Conformal Prediction for Class-wise Coverage via Augmented Label Rank Calibration
Yuanjie Shi, Subhankar Ghosh, Taha Belkhouja, Janardhan Rao Doppa, Yan Yan
TL;DR
This work addresses the problem of achieving reliable class-wise (per-class) coverage in conformal prediction for multi-class, often imbalanced tasks. It introduces RC3P, which augments standard conformity-score calibration with label-rank calibration to selectively threshold only reliably-ranked classes, ensuring class-conditional coverage regardless of distribution or model. The authors prove the validity of RC3P's coverage and derive mild conditions under which it yields smaller prediction sets than baseline CCP; they also provide practical guidance for parameter choices to maximize efficiency. Extensive experiments on CIFAR-10/100, mini-ImageNet, and Food-101 show RC3P achieving consistent class-wise coverage with sizable reductions in average prediction set size (e.g., around 26% on average across datasets), highlighting its practical impact for uncertainty quantification in imbalanced settings.
Abstract
Conformal prediction (CP) is an emerging uncertainty quantification framework that allows us to construct a prediction set to cover the true label with a pre-specified marginal or conditional probability.
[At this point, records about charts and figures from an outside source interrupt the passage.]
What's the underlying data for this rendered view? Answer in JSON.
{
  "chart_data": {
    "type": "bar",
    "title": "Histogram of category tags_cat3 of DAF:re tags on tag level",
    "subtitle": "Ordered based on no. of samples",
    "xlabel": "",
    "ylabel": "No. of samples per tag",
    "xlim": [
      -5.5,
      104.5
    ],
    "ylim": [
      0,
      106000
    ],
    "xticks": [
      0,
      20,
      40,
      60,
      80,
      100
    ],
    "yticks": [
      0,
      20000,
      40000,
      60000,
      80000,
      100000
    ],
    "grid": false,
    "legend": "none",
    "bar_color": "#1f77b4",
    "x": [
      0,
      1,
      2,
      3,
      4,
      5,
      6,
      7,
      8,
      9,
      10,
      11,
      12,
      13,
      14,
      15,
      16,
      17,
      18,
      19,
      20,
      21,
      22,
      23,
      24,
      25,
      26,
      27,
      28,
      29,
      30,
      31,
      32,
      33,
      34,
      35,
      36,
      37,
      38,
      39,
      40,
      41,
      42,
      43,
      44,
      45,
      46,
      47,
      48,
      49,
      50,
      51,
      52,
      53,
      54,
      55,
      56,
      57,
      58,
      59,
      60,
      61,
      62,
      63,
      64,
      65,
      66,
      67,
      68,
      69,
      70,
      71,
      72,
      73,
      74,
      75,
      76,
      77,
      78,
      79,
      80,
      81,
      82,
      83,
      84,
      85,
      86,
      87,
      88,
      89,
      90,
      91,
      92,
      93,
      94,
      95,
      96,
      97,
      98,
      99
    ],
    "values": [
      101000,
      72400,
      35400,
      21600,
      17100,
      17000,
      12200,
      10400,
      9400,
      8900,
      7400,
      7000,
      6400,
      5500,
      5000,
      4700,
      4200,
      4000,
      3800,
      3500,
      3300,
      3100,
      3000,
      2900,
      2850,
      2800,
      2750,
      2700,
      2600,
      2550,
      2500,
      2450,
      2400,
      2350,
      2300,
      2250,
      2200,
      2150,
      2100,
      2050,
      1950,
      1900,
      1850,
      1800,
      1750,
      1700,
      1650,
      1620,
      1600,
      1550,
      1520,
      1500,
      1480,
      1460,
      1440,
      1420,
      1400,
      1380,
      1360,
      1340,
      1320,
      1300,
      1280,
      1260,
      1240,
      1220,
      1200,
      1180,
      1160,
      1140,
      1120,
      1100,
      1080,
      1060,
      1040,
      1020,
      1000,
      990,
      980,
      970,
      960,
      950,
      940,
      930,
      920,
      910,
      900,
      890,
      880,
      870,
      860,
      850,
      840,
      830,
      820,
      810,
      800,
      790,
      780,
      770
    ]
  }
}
Although the valid coverage guarantee has been extensively studied for classification problems, CP often produces large prediction sets which may not be practically useful. This issue is exacerbated for the setting of class-conditional coverage on imbalanced classification tasks with many and/or imbalanced classes. This paper proposes the Rank Calibrated Class-conditional CP (RC3P) algorithm to reduce the prediction set sizes to achieve class-conditional coverage, where the valid coverage holds for each class. In contrast to the standard class-conditional CP (CCP) method that uniformly thresholds the class-wise conformity score for each class, the augmented label rank calibration step allows RC3P to selectively iterate this class-wise thresholding subroutine only for a subset of classes whose class-wise top-k error is small. We prove that agnostic to the classifier and data distribution, RC3P achieves class-wise coverage. We also show that RC3P reduces the size of prediction sets compared to the CCP method. Comprehensive experiments on multiple real-world datasets demonstrate that RC3P achieves class-wise coverage and 26.25% reduction in prediction set sizes on average.